Sunday, November 6, 2011

Questing without a sword


Diogenes, yeah, I’m certain I have a few DNA molecules from him. His gig, so they say, was his search for uninhibited behavior regardless of social conventions. He emphasized self-sufficiency and said virtue was better revealed in actions than in theory. He also had distain for pretense, vanity, self-deception and phony human conduct.
While I don’t agree with his practice of poverty, begging and grossing out people who offended him, his stunt of walking around in daylight and looking for an honest person does has a certain style.
What part of his DNA do I think I have?  From my earliest actions and the jig-saw of memory pieces, I’ve always been on a quest.  As a kid, I didn’t understand what was going on in my brain but I somehow knew when people were dishing out hyperbole, pretension and hypocrisy.
I spent four years in Catholic grade school and two in a Catholic high school, not by choice, my parents were of the opinion parochial schools provided a better education compared to public schools.  As if they really checked.
Everything taught in these parochial classrooms was laced, dipped and hard baked with Catholicism.

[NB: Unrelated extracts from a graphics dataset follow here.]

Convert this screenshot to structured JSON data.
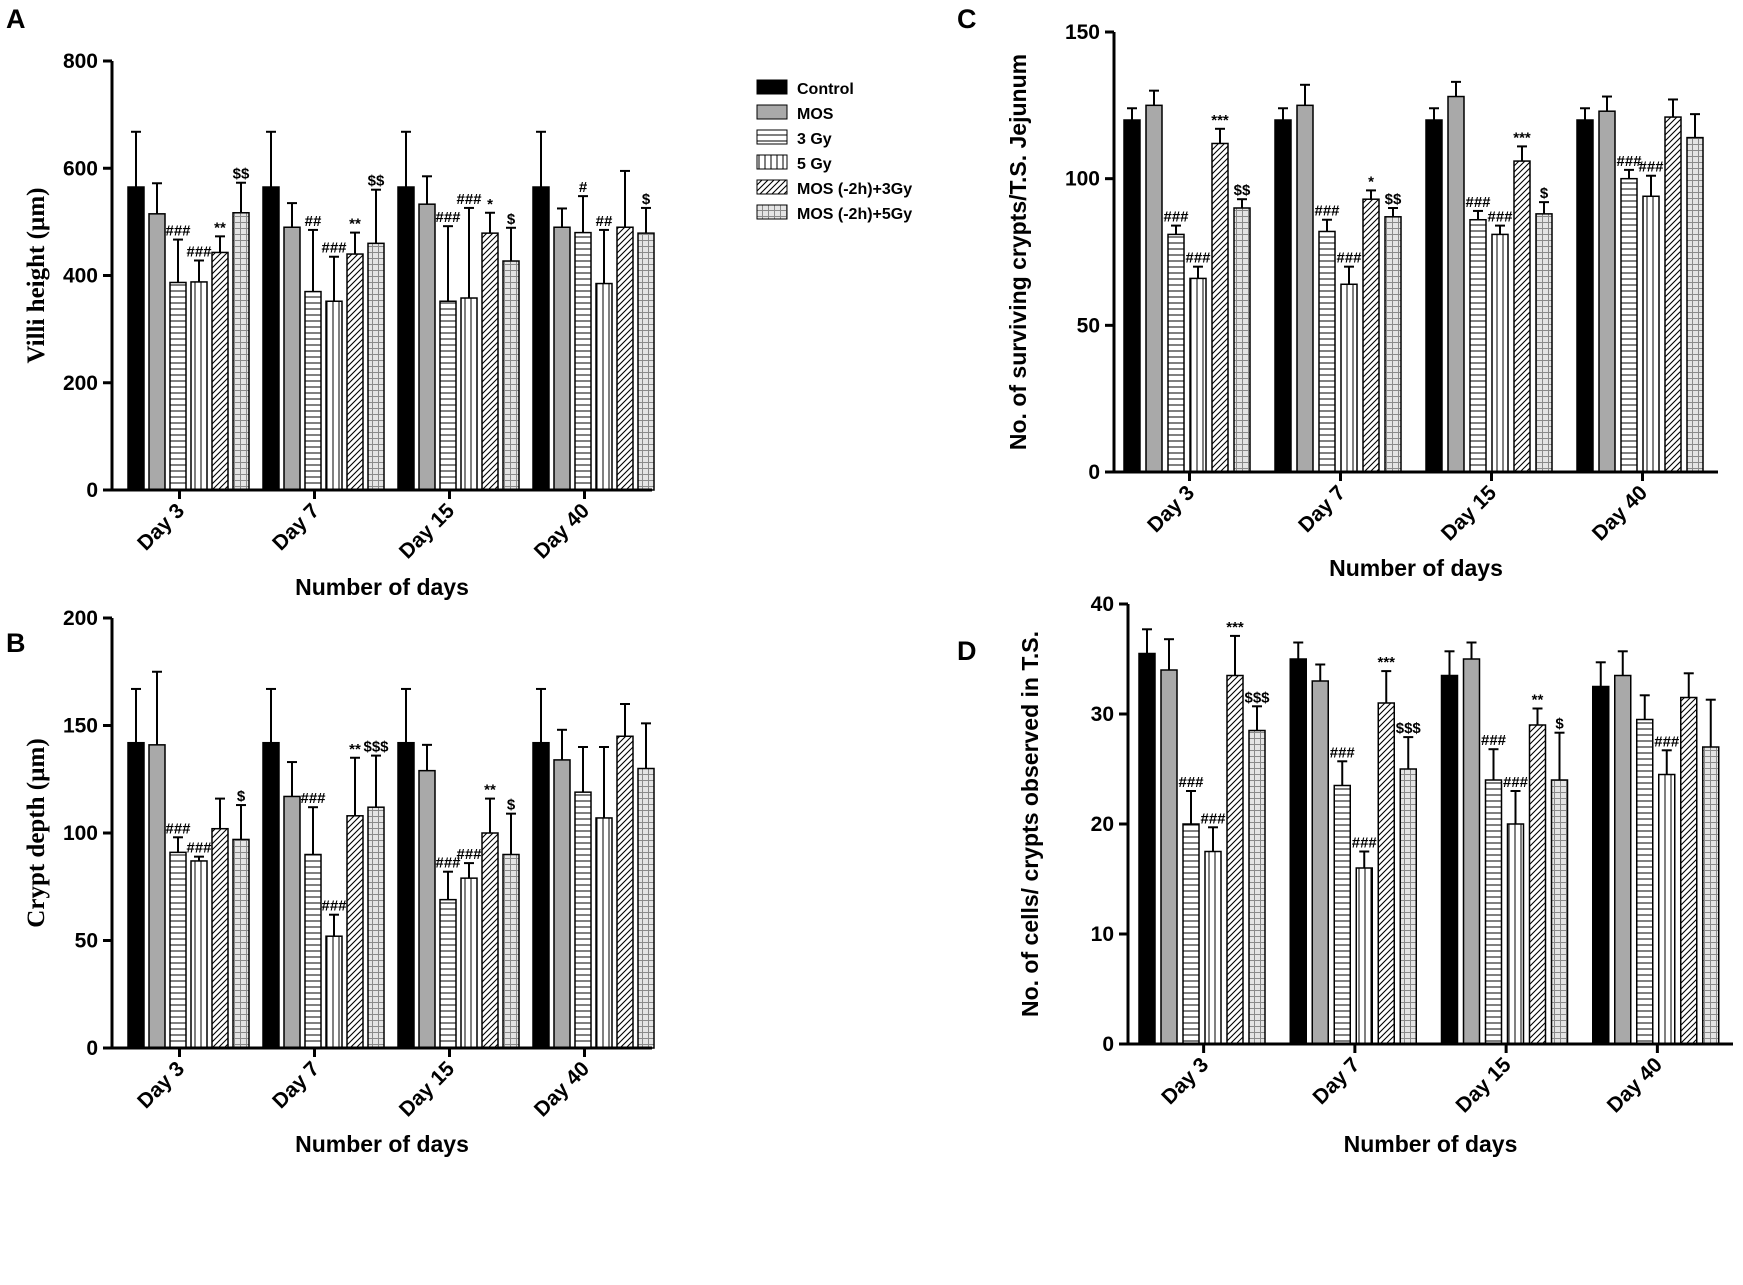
{
  "figure": {
    "legend": [
      "Control",
      "MOS",
      "3 Gy",
      "5 Gy",
      "MOS (-2h)+3Gy",
      "MOS (-2h)+5Gy"
    ]
  },
  "chart_data": [
    {
      "panel": "A",
      "type": "bar",
      "title": "",
      "xlabel": "Number of days",
      "ylabel": "Villi height (µm)",
      "ylim": [
        0,
        800
      ],
      "yticks": [
        0,
        200,
        400,
        600,
        800
      ],
      "categories": [
        "Day 3",
        "Day 7",
        "Day 15",
        "Day 40"
      ],
      "series": [
        {
          "name": "Control",
          "values": [
            565,
            565,
            565,
            565
          ],
          "errors": [
            103,
            103,
            103,
            103
          ],
          "annotations": [
            "",
            "",
            "",
            ""
          ]
        },
        {
          "name": "MOS",
          "values": [
            515,
            490,
            533,
            490
          ],
          "errors": [
            57,
            45,
            52,
            35
          ],
          "annotations": [
            "",
            "",
            "",
            ""
          ]
        },
        {
          "name": "3 Gy",
          "values": [
            387,
            370,
            352,
            480
          ],
          "errors": [
            80,
            115,
            140,
            68
          ],
          "annotations": [
            "###",
            "##",
            "###",
            "#"
          ]
        },
        {
          "name": "5 Gy",
          "values": [
            388,
            352,
            358,
            385
          ],
          "errors": [
            40,
            83,
            168,
            100
          ],
          "annotations": [
            "###",
            "###",
            "###",
            "##"
          ]
        },
        {
          "name": "MOS (-2h)+3Gy",
          "values": [
            443,
            440,
            479,
            490
          ],
          "errors": [
            30,
            40,
            38,
            105
          ],
          "annotations": [
            "**",
            "**",
            "*",
            ""
          ]
        },
        {
          "name": "MOS (-2h)+5Gy",
          "values": [
            517,
            460,
            427,
            479
          ],
          "errors": [
            56,
            100,
            62,
            47
          ],
          "annotations": [
            "$$",
            "$$",
            "$",
            "$"
          ]
        }
      ]
    },
    {
      "panel": "B",
      "type": "bar",
      "title": "",
      "xlabel": "Number of days",
      "ylabel": "Crypt depth (µm)",
      "ylim": [
        0,
        200
      ],
      "yticks": [
        0,
        50,
        100,
        150,
        200
      ],
      "categories": [
        "Day 3",
        "Day 7",
        "Day 15",
        "Day 40"
      ],
      "series": [
        {
          "name": "Control",
          "values": [
            142,
            142,
            142,
            142
          ],
          "errors": [
            25,
            25,
            25,
            25
          ],
          "annotations": [
            "",
            "",
            "",
            ""
          ]
        },
        {
          "name": "MOS",
          "values": [
            141,
            117,
            129,
            134
          ],
          "errors": [
            34,
            16,
            12,
            14
          ],
          "annotations": [
            "",
            "",
            "",
            ""
          ]
        },
        {
          "name": "3 Gy",
          "values": [
            91,
            90,
            69,
            119
          ],
          "errors": [
            7,
            22,
            13,
            21
          ],
          "annotations": [
            "###",
            "###",
            "###",
            ""
          ]
        },
        {
          "name": "5 Gy",
          "values": [
            87,
            52,
            79,
            107
          ],
          "errors": [
            2,
            10,
            7,
            33
          ],
          "annotations": [
            "###",
            "###",
            "###",
            ""
          ]
        },
        {
          "name": "MOS (-2h)+3Gy",
          "values": [
            102,
            108,
            100,
            145
          ],
          "errors": [
            14,
            27,
            16,
            15
          ],
          "annotations": [
            "",
            "**",
            "**",
            ""
          ]
        },
        {
          "name": "MOS (-2h)+5Gy",
          "values": [
            97,
            112,
            90,
            130
          ],
          "errors": [
            16,
            24,
            19,
            21
          ],
          "annotations": [
            "$",
            "$$$",
            "$",
            ""
          ]
        }
      ]
    },
    {
      "panel": "C",
      "type": "bar",
      "title": "",
      "xlabel": "Number of days",
      "ylabel": "No. of surviving crypts/T.S. Jejunum",
      "ylim": [
        0,
        150
      ],
      "yticks": [
        0,
        50,
        100,
        150
      ],
      "categories": [
        "Day 3",
        "Day 7",
        "Day 15",
        "Day 40"
      ],
      "series": [
        {
          "name": "Control",
          "values": [
            120,
            120,
            120,
            120
          ],
          "errors": [
            4,
            4,
            4,
            4
          ],
          "annotations": [
            "",
            "",
            "",
            ""
          ]
        },
        {
          "name": "MOS",
          "values": [
            125,
            125,
            128,
            123
          ],
          "errors": [
            5,
            7,
            5,
            5
          ],
          "annotations": [
            "",
            "",
            "",
            ""
          ]
        },
        {
          "name": "3 Gy",
          "values": [
            81,
            82,
            86,
            100
          ],
          "errors": [
            3,
            4,
            3,
            3
          ],
          "annotations": [
            "###",
            "###",
            "###",
            "###"
          ]
        },
        {
          "name": "5 Gy",
          "values": [
            66,
            64,
            81,
            94
          ],
          "errors": [
            4,
            6,
            3,
            7
          ],
          "annotations": [
            "###",
            "###",
            "###",
            "###"
          ]
        },
        {
          "name": "MOS (-2h)+3Gy",
          "values": [
            112,
            93,
            106,
            121
          ],
          "errors": [
            5,
            3,
            5,
            6
          ],
          "annotations": [
            "***",
            "*",
            "***",
            ""
          ]
        },
        {
          "name": "MOS (-2h)+5Gy",
          "values": [
            90,
            87,
            88,
            114
          ],
          "errors": [
            3,
            3,
            4,
            8
          ],
          "annotations": [
            "$$",
            "$$",
            "$",
            ""
          ]
        }
      ]
    },
    {
      "panel": "D",
      "type": "bar",
      "title": "",
      "xlabel": "Number of days",
      "ylabel": "No. of cells/ crypts observed in T.S.",
      "ylim": [
        0,
        40
      ],
      "yticks": [
        0,
        10,
        20,
        30,
        40
      ],
      "categories": [
        "Day 3",
        "Day 7",
        "Day 15",
        "Day 40"
      ],
      "series": [
        {
          "name": "Control",
          "values": [
            35.5,
            35,
            33.5,
            32.5
          ],
          "errors": [
            2.2,
            1.5,
            2.2,
            2.2
          ],
          "annotations": [
            "",
            "",
            "",
            ""
          ]
        },
        {
          "name": "MOS",
          "values": [
            34,
            33,
            35,
            33.5
          ],
          "errors": [
            2.8,
            1.5,
            1.5,
            2.2
          ],
          "annotations": [
            "",
            "",
            "",
            ""
          ]
        },
        {
          "name": "3 Gy",
          "values": [
            20,
            23.5,
            24,
            29.5
          ],
          "errors": [
            3,
            2.2,
            2.8,
            2.2
          ],
          "annotations": [
            "###",
            "###",
            "###",
            ""
          ]
        },
        {
          "name": "5 Gy",
          "values": [
            17.5,
            16,
            20,
            24.5
          ],
          "errors": [
            2.2,
            1.5,
            3,
            2.2
          ],
          "annotations": [
            "###",
            "###",
            "###",
            "###"
          ]
        },
        {
          "name": "MOS (-2h)+3Gy",
          "values": [
            33.5,
            31,
            29,
            31.5
          ],
          "errors": [
            3.6,
            2.9,
            1.5,
            2.2
          ],
          "annotations": [
            "***",
            "***",
            "**",
            ""
          ]
        },
        {
          "name": "MOS (-2h)+5Gy",
          "values": [
            28.5,
            25,
            24,
            27
          ],
          "errors": [
            2.2,
            2.9,
            4.3,
            4.3
          ],
          "annotations": [
            "$$$",
            "$$$",
            "$",
            ""
          ]
        }
      ]
    }
  ]
}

For example, I remember in history class we studied the Protestant Reformation, when heretics made moves to bust out and bust up the Catholic Way. Illustrations of Martin Luther in the history text books showed him to be a twisted, gnarly, devilish and loony looking man. And, in geography class, when we studied the Amazon jungle, brutalized and murdered Catholics were part of the lesson. Corruption and genocide of native cultures was never mentioned.

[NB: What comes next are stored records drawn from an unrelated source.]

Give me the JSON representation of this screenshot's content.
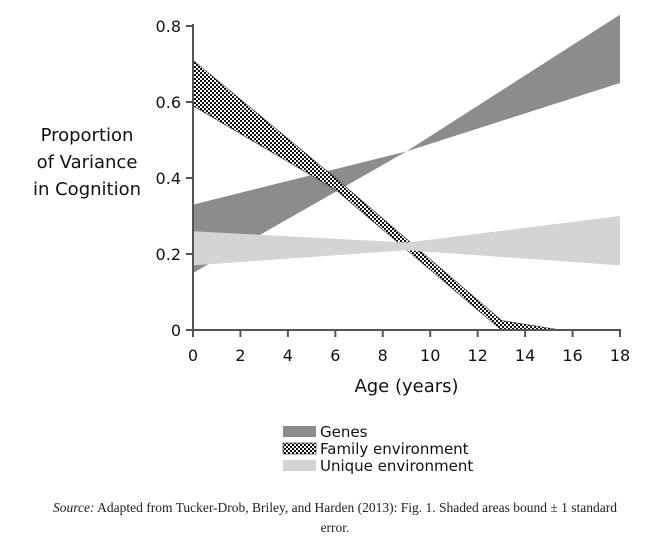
{
  "chart_data": {
    "type": "area",
    "xlabel": "Age (years)",
    "ylabel_lines": [
      "Proportion",
      "of Variance",
      "in Cognition"
    ],
    "xlim": [
      0,
      18
    ],
    "ylim": [
      0,
      0.8
    ],
    "x_ticks": [
      0,
      2,
      4,
      6,
      8,
      10,
      12,
      14,
      16,
      18
    ],
    "x_tick_labels": [
      "0",
      "2",
      "4",
      "6",
      "8",
      "10",
      "12",
      "14",
      "16",
      "18"
    ],
    "y_ticks": [
      0,
      0.2,
      0.4,
      0.6,
      0.8
    ],
    "y_tick_labels": [
      "0",
      "0.2",
      "0.4",
      "0.6",
      "0.8"
    ],
    "grid": false,
    "legend_position": "bottom",
    "series": [
      {
        "name": "Genes",
        "style": "solid-dark",
        "color": "#8c8c8c",
        "x": [
          0,
          9,
          18
        ],
        "lower": [
          0.15,
          0.47,
          0.65
        ],
        "upper": [
          0.33,
          0.47,
          0.83
        ]
      },
      {
        "name": "Family environment",
        "style": "checkered",
        "color": "#000000",
        "x": [
          0,
          6,
          13,
          15.5
        ],
        "lower": [
          0.59,
          0.37,
          0.0,
          0.0
        ],
        "upper": [
          0.71,
          0.4,
          0.025,
          0.0
        ]
      },
      {
        "name": "Unique environment",
        "style": "solid-light",
        "color": "#d4d4d4",
        "x": [
          0,
          9,
          18
        ],
        "lower": [
          0.17,
          0.21,
          0.17
        ],
        "upper": [
          0.26,
          0.23,
          0.3
        ]
      }
    ]
  },
  "source_note": {
    "label": "Source:",
    "text": " Adapted from Tucker-Drob, Briley, and Harden (2013): Fig. 1. Shaded areas bound ± 1 standard error."
  }
}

My Diogenes DNA must have kicked in during those grade school years because I simply couldn’t accept their teaching methods or their message. Basically, I rejected the teachers and their religion. The rote memorization of religious rules and regulations was not spiritual or intellectual, it was dictatorial, fascist and required blind obedience.

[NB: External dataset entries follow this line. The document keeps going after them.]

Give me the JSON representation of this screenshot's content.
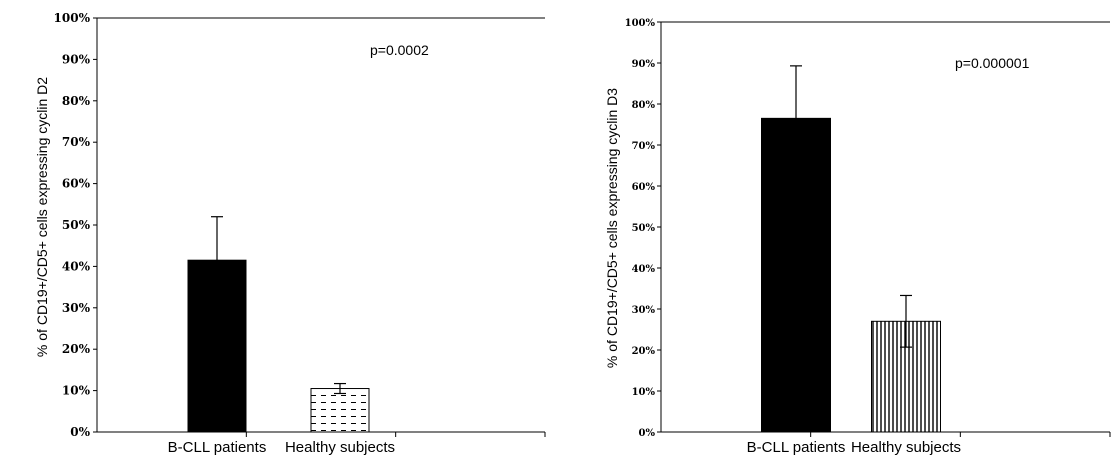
{
  "chart_data": [
    {
      "type": "bar",
      "categories": [
        "B-CLL patients",
        "Healthy subjects"
      ],
      "values": [
        41.5,
        10.5
      ],
      "errors": [
        10.5,
        1.2
      ],
      "ylabel": "% of CD19+/CD5+ cells expressing cyclin D2",
      "ylim": [
        0,
        100
      ],
      "yticks": [
        "0%",
        "10%",
        "20%",
        "30%",
        "40%",
        "50%",
        "60%",
        "70%",
        "80%",
        "90%",
        "100%"
      ],
      "annotation": "p=0.0002",
      "bar_styles": [
        "solid-black",
        "dashed-horizontal"
      ],
      "grid": false
    },
    {
      "type": "bar",
      "categories": [
        "B-CLL patients",
        "Healthy subjects"
      ],
      "values": [
        76.5,
        27
      ],
      "errors": [
        12.8,
        6.3
      ],
      "ylabel": "% of CD19+/CD5+ cells expressing cyclin D3",
      "ylim": [
        0,
        100
      ],
      "yticks": [
        "0%",
        "10%",
        "20%",
        "30%",
        "40%",
        "50%",
        "60%",
        "70%",
        "80%",
        "90%",
        "100%"
      ],
      "annotation": "p=0.000001",
      "bar_styles": [
        "solid-black",
        "vertical-stripes"
      ],
      "grid": false
    }
  ]
}
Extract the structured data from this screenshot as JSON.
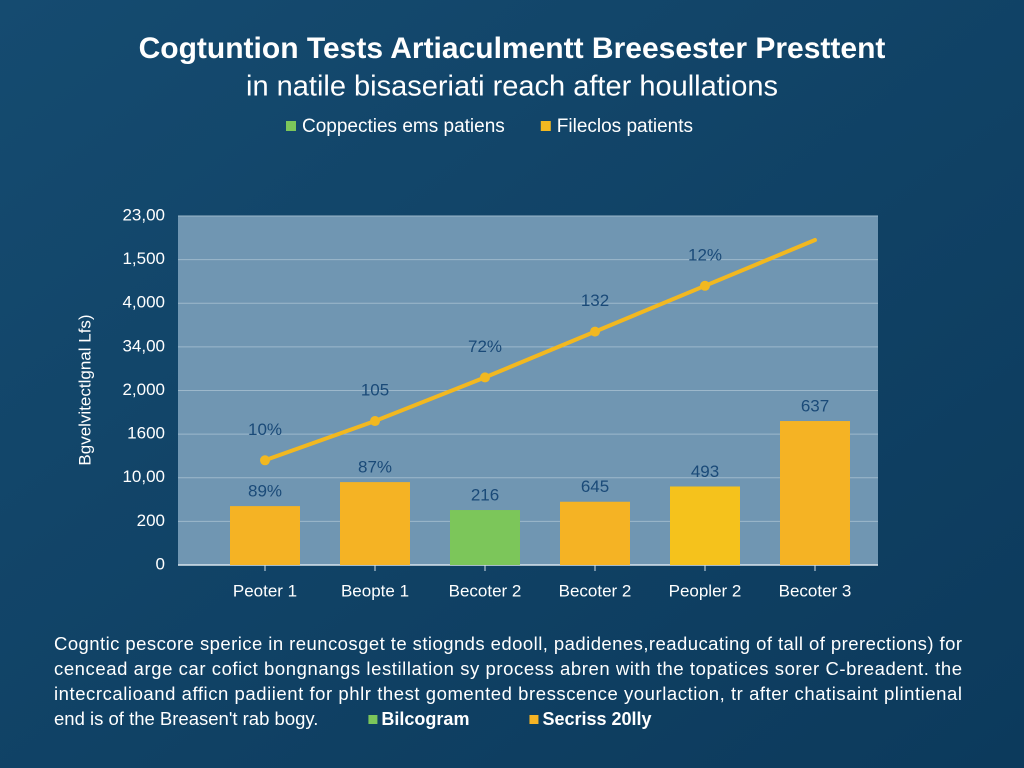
{
  "chart_data": {
    "type": "bar",
    "title": [
      "Cogtuntion Tests Artiaculmentt Breesester Presttent",
      "in natile bisaseriati reach after houllations"
    ],
    "y_label": "Bgvelvitectlgnal Lfs)",
    "categories": [
      "Peoter 1",
      "Beopte 1",
      "Becoter 2",
      "Becoter 2",
      "Peopler 2",
      "Becoter 3"
    ],
    "series": [
      {
        "name": "Coppecties ems patiens",
        "type": "bar",
        "color": "#7cc65a",
        "colors": [
          "#f5b324",
          "#f5b324",
          "#7cc65a",
          "#f5b324",
          "#f5c21c",
          "#f5b324"
        ],
        "values": [
          1.35,
          1.9,
          1.26,
          1.45,
          1.8,
          3.3
        ],
        "labels": [
          "89%",
          "87%",
          "216",
          "645",
          "493",
          "637"
        ]
      },
      {
        "name": "Fileclos patients",
        "type": "line",
        "color": "#f2b820",
        "values": [
          2.4,
          3.3,
          4.3,
          5.35,
          6.4,
          7.45
        ],
        "labels": [
          "10%",
          "105",
          "72%",
          "132",
          "12%",
          null
        ]
      }
    ],
    "ylim": [
      0,
      8
    ],
    "yticks": [
      {
        "value": 0,
        "label": "0"
      },
      {
        "value": 1,
        "label": "200"
      },
      {
        "value": 2,
        "label": "10,00"
      },
      {
        "value": 3,
        "label": "1600"
      },
      {
        "value": 4,
        "label": "2,000"
      },
      {
        "value": 5,
        "label": "34,00"
      },
      {
        "value": 6,
        "label": "4,000"
      },
      {
        "value": 7,
        "label": "1,500"
      },
      {
        "value": 8,
        "label": "23,00"
      }
    ],
    "grid": true,
    "caption": {
      "lines": [
        "Cogntic pescore sperice in reuncosget te stiognds edooll, padidenes,readucating of tall of prerections) for",
        "cencead arge car cofict bongnangs lestillation sy process abren with the topatices sorer C-breadent. the",
        "intecrcalioand afficn padiient for phlr thest gomented bresscence yourlaction, tr after chatisaint plintienal",
        "end is of the Breasen't rab bogy."
      ],
      "legend": [
        {
          "name": "Bilcogram",
          "color": "#7cc65a"
        },
        {
          "name": "Secriss 20lly",
          "color": "#f5b324"
        }
      ]
    }
  }
}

More importantly, the entire premise of religion is based on speculation and acceptance of fables and myths. Real evidence and proof of divine existence does not exist. Nor could I accept the Church’s self-defined importance, especially since they've had a questionable authority responsible for countless crimes against humanity. 
At some point during my high school years I sensed there were purer forms of learning and discovery, that is, science and art offered an array of thought processes and techniques which were the anthesis of my religion conditioning.
Science classes were windows being opened with fresh air flowing into a stuffy room.  The scientific method provided a tangible pathway to understand what our world is and how it works. Science is not one large brush stroke, it is a process by which we can study galaxies and sub-atomic particles, plankton and eagles, mountains and moss, all the while doing so without hearsay, rote memorization and threats (that immortal soul business).
As I was considering science, I did something else, something that only time and distance has provided me with reasons why I did what I did. During my freshman and sophomore years, I must have taken a half dozen or more philosophy classes. I think I was attempting to find logic and reason, in a parallel and opposing sort of way with the religious brainwashings from grade school.  
I say this because so much of philosophy is about “Man and God”, often specifically and sometimes indirectly, but there have been scores of thinkers wrestling with the notion of how humans fit into the scheme of things and how they should process the world and the unknown.
My first college science classes included Ecology, Geology and Marine Biology.  I immersed myself in these, deciding to major in Marine Geology (Oceanography).  The quest was on ... to understand the how’s and why’s of earth and oceans.  I specialized in the study of offshore sediments, that is, the sands, silts and clays found in coastal bays and on the Continental Shelf.
But there was something else tugging at the back of my brain, something I had experienced in high school, something which hinted at another avenue of personal growth.  It was art.
As I moved away from a career in science, art became my focus, my new quest.  Basically I’ve occupied myself with looking at art, studying art, attempting to understand art and doing art.  In so many ways art is the physical manifestation of wordy philosophies. 
Good art transcends both the artist and viewer and becomes something more ... a conduit of transcendence and often giving feint clues to understanding ... both of ourselves and and the time and place in which we exist.
I spend my days thinking. It’s said, architects build more cardboard houses than real buildings ... my thoughts are akin to that. I lay in bed and think about creating new paintings and sculptures.  I sit at my desk and think about building new tables and chairs.  For inspiration I look forward to our visits to art galleries or walking downtown streets observing life. I always anticipate discussions about art trends or about someone who did something special, from context new ideas arise.

I consider all of these things and then make art for simple reasons ... to make things of beauty, to enrich our life, to give my art to my wife and to be myself. 
When I stand at my easel I stress, in a good way, about shades of color and my technique, all the while hoping to not be derivative.  I think about subtle things within my art, hidden things which delight and humor my questing self. 
Controlling parents and deranged Christian Brothers are in the past, today is about a thought, a bush filled with ultramarine and a painting of things that I alone see... until the canvas is finished, that is.